The next project was taking down the main sail and repairing the broken battens. This one really hurt because we had just replaced those two battens (at great expense) when we returned to Raiatea a couple of months ago. They tend to break in heavy weather right near where they enter the car on the mast. I think the angle there is too severe and the sail is not sufficiently reinforced to handle the stress. We put the two old battens back in and reinforced the ends with self amalgamating silicon repair tape, the only thing that might work in the circumstances. If I had some carbon fiber tape I could wrap it around the battens and epoxy it in place, but that stuff is very rare in these parts.  We’ll see how it goes but we’ll probably have to replace them in Fiji.

While at the mast we also reinstalled the 5/8 inch by 2.5 inch stainless gooseneck bolt. The nut now engages with all threads (after I took off the second reefing plate) and we got two spare nuts so I feel much better about that. Having the boom come loose in a storm is a worse case scenario.

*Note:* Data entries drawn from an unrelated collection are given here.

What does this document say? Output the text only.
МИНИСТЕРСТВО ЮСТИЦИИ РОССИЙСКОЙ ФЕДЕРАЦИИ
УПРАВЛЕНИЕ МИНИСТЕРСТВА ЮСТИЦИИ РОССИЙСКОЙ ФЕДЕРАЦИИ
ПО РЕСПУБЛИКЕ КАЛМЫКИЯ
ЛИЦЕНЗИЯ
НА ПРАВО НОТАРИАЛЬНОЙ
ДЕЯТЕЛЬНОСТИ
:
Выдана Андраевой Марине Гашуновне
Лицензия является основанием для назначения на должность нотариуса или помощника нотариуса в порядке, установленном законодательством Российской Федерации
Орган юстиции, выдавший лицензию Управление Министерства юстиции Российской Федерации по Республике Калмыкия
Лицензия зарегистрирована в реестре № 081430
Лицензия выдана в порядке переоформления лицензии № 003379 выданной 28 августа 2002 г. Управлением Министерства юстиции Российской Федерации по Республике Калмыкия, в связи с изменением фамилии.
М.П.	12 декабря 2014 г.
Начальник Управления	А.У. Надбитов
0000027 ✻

We still have to repair the tears in the luff protection cover on the staysail, but will save that project for when we’re in the outer islands and can get the sewing machine up on the deck.

We’re also going through the boat to better secure and stow all the miscellaneous items that become guided missiles when we’re in heavy wind conditions. If it’s not bolted down it will become airborne in a storm.


We also lost a boat hook overboard that we’ll try to replace in Fiji, and have some minor gelcoat damage to the bow from our anchor that we’ll fix in Australia, but other than that the boat came through the storm very well. 

There’s a lot to say about having a heavily constructed boat with strong rigging if you are going to sail the South Pacific.

And we thought we had lots of boat maintenance to do. This 160 ft. former Australian navy research vessel now called Plan B belongs to Brad Pitt (we think). He hasn't come over to say hi yet.